In the web app, users have different level of access for the data. e.g. different combinations of read/write privileges for different data. There will be some kind of user profile that the app checks for when any data is accessed or modified. The user will be given data access according the result -- denied viewing access or can see the data but cannot change it etc. I'm not sure where to put this particular check. I guess I could have it coded in the DAO's, everytime data operation is processed, manually check the queried data against the profile. Or, put it in the business logic/display layer, if an user does not have a data access privilege, take the button away from the user. Or both? Or is there a configuration file in hibernate somewhere I can specify data access privileges for all the tables mapped?
There is great need to communication between the model/view/controller, make RPC call for GWT and pass data off to the Visualization code to render charts and stuff. I'm guessing it definitely need some kind of translator that converts Java objects into JSON objects in order to make gwt-rpc calls and draw charts with the Visualization API. Am I correct? Also, in terms of passing information around in Struts and Hiberante -- is writing Data Transfer Objects a good idea? Then just pass beans around all the time? Or (I just came across this today..not even sure if I understood it correctly) maybe bind the objects onto JNDI, and access them from other parts of the program?
Any input/clarification will be appreciated.
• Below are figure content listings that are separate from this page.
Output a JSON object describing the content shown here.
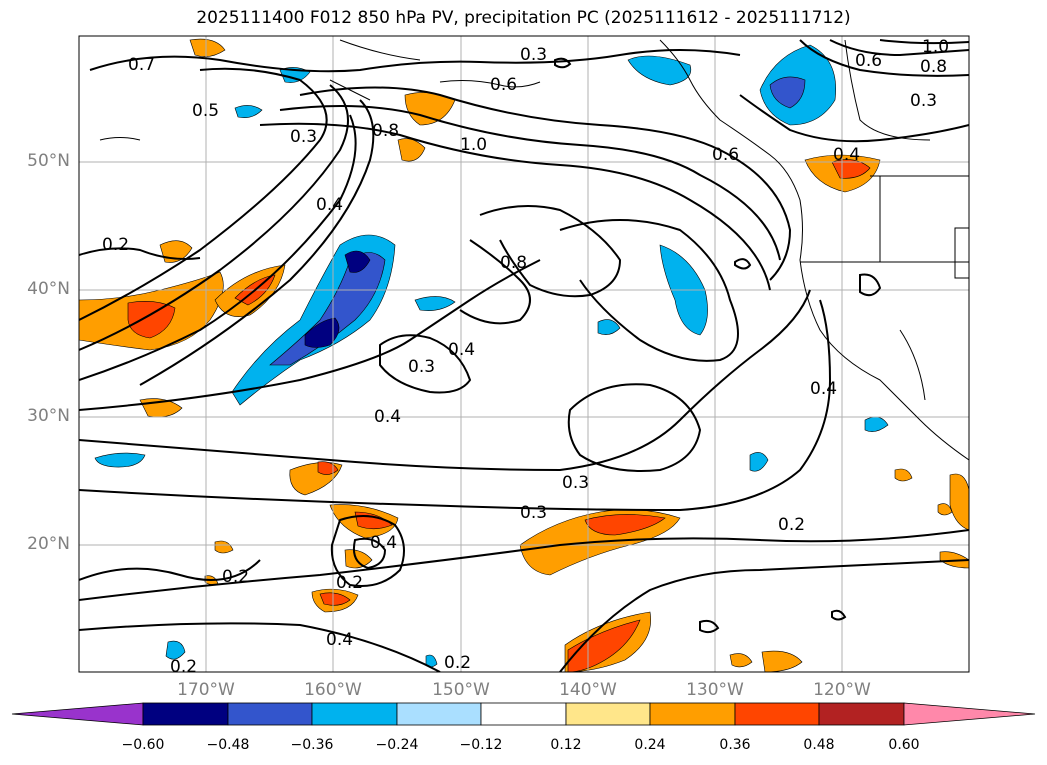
{
  "title": "2025111400 F012 850 hPa PV, precipitation PC (2025111612 - 2025111712)",
  "lat_labels": [
    "50°N",
    "40°N",
    "30°N",
    "20°N"
  ],
  "lon_labels": [
    "170°W",
    "160°W",
    "150°W",
    "140°W",
    "130°W",
    "120°W"
  ],
  "colorbar": {
    "ticks": [
      "−0.60",
      "−0.48",
      "−0.36",
      "−0.24",
      "−0.12",
      "0.12",
      "0.24",
      "0.36",
      "0.48",
      "0.60"
    ],
    "colors": [
      "#9933cc",
      "#000080",
      "#3355cc",
      "#00b2ee",
      "#aadfff",
      "#ffffff",
      "#ffe68a",
      "#ff9e00",
      "#ff4500",
      "#b22222",
      "#ff88aa"
    ]
  },
  "map": {
    "lat_range": [
      10,
      60
    ],
    "lon_range": [
      -180,
      -110
    ],
    "contour_labels": [
      "0.7",
      "0.5",
      "0.6",
      "0.3",
      "0.8",
      "1.0",
      "0.4",
      "0.2",
      "0.3",
      "0.4",
      "0.6",
      "0.4",
      "0.2",
      "0.3",
      "0.4",
      "0.8",
      "0.4",
      "0.3",
      "0.4",
      "0.2",
      "0.4",
      "0.3",
      "0.2",
      "0.2",
      "0.2",
      "0.6",
      "0.8",
      "0.3",
      "1.0"
    ]
  }
}
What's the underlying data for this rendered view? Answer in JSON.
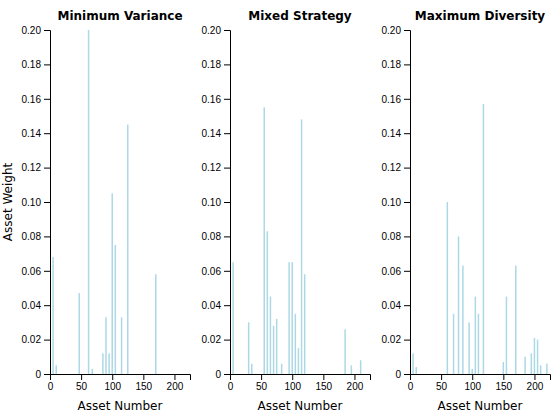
{
  "chart_data": [
    {
      "type": "bar",
      "title": "Minimum Variance",
      "xlabel": "Asset Number",
      "ylabel": "Asset Weight",
      "color": "#add8e6",
      "x": [
        5,
        10,
        47,
        62,
        68,
        85,
        90,
        95,
        100,
        105,
        115,
        125,
        170
      ],
      "values": [
        0.068,
        0.005,
        0.047,
        0.2,
        0.003,
        0.012,
        0.033,
        0.012,
        0.105,
        0.075,
        0.033,
        0.145,
        0.058
      ],
      "xlim": [
        0,
        225
      ],
      "ylim": [
        0,
        0.2
      ],
      "xticks": [
        0,
        50,
        100,
        150,
        200
      ],
      "yticks": [
        0,
        0.02,
        0.04,
        0.06,
        0.08,
        {
          "value": 0.1,
          "label": "0.10"
        },
        0.12,
        0.14,
        0.16,
        0.18,
        {
          "value": 0.2,
          "label": "0.20"
        }
      ]
    },
    {
      "type": "bar",
      "title": "Mixed Strategy",
      "xlabel": "Asset Number",
      "color": "#add8e6",
      "x": [
        5,
        30,
        35,
        55,
        60,
        65,
        70,
        75,
        83,
        95,
        100,
        105,
        110,
        115,
        120,
        185,
        195,
        210
      ],
      "values": [
        0.065,
        0.03,
        0.006,
        0.155,
        0.083,
        0.045,
        0.028,
        0.032,
        0.006,
        0.065,
        0.065,
        0.035,
        0.015,
        0.148,
        0.058,
        0.026,
        0.005,
        0.008
      ],
      "xlim": [
        0,
        225
      ],
      "ylim": [
        0,
        0.2
      ],
      "xticks": [
        0,
        50,
        100,
        150,
        200
      ],
      "yticks": [
        0,
        0.02,
        0.04,
        0.06,
        0.08,
        {
          "value": 0.1,
          "label": "0.10"
        },
        0.12,
        0.14,
        0.16,
        0.18,
        {
          "value": 0.2,
          "label": "0.20"
        }
      ]
    },
    {
      "type": "bar",
      "title": "Maximum Diversity",
      "xlabel": "Asset Number",
      "color": "#add8e6",
      "x": [
        5,
        10,
        60,
        70,
        78,
        85,
        95,
        100,
        105,
        110,
        118,
        150,
        155,
        170,
        185,
        195,
        200,
        205,
        210,
        220
      ],
      "values": [
        0.012,
        0.004,
        0.1,
        0.035,
        0.08,
        0.063,
        0.03,
        0.003,
        0.045,
        0.035,
        0.157,
        0.007,
        0.045,
        0.063,
        0.01,
        0.012,
        0.021,
        0.02,
        0.005,
        0.006
      ],
      "xlim": [
        0,
        225
      ],
      "ylim": [
        0,
        0.2
      ],
      "xticks": [
        0,
        50,
        100,
        150,
        200
      ],
      "yticks": [
        0,
        0.02,
        0.04,
        0.06,
        0.08,
        {
          "value": 0.1,
          "label": "0.10"
        },
        0.12,
        0.14,
        0.16,
        0.18,
        {
          "value": 0.2,
          "label": "0.20"
        }
      ]
    }
  ]
}
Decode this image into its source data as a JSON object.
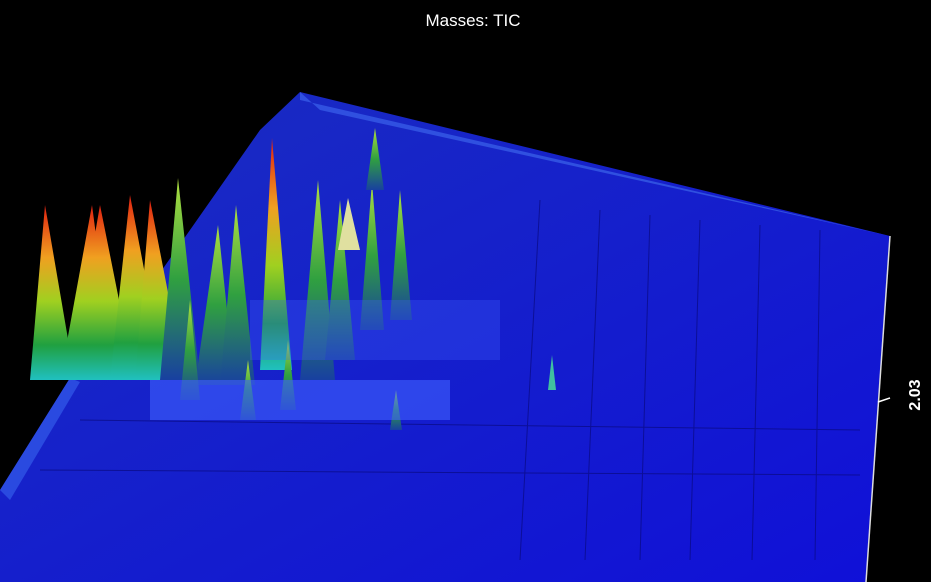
{
  "title": "Masses: TIC",
  "axis_label": "2.03"
}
Thank you very much!
access level checks:
i would seperate the access level checks into its own class, and have your "controllers" call the access managers first before calling DAO's. i.e., each action performs a check before doing the DAO calls to get/insert data.
but a better method, if you are using gwt, is to make RPC calls instead of using struts actions. the rpc calls becomes the "controllers" i mentioned above, and can do access checks using the managers i mentioned above - i.e., elminitate actions.
as for the access managers, i recommend enumerating all granular access privileges, and the compose these priviledges into a set that can be associated with each user/profile/whatever.
passing info around gwt is a pain to work with hibernate - you can try using Gilead , but i havent had much success with it, its too cumbersome for me. your idea with json converting is the right way to go in gwt imho. gwt 1.5 supports whats called javascript object overlay, which lets you return json, and "superimpose" it into a gwt java object directly with little code on your part. check out this post for more info.
the other method is to roll your own DTO generation facility (which is what Gilead is meant to do, but i dont think it does autogeneration?not sure). implement it as part of your build. its a bit of extra work that wouldnt be worth it if its not a large project.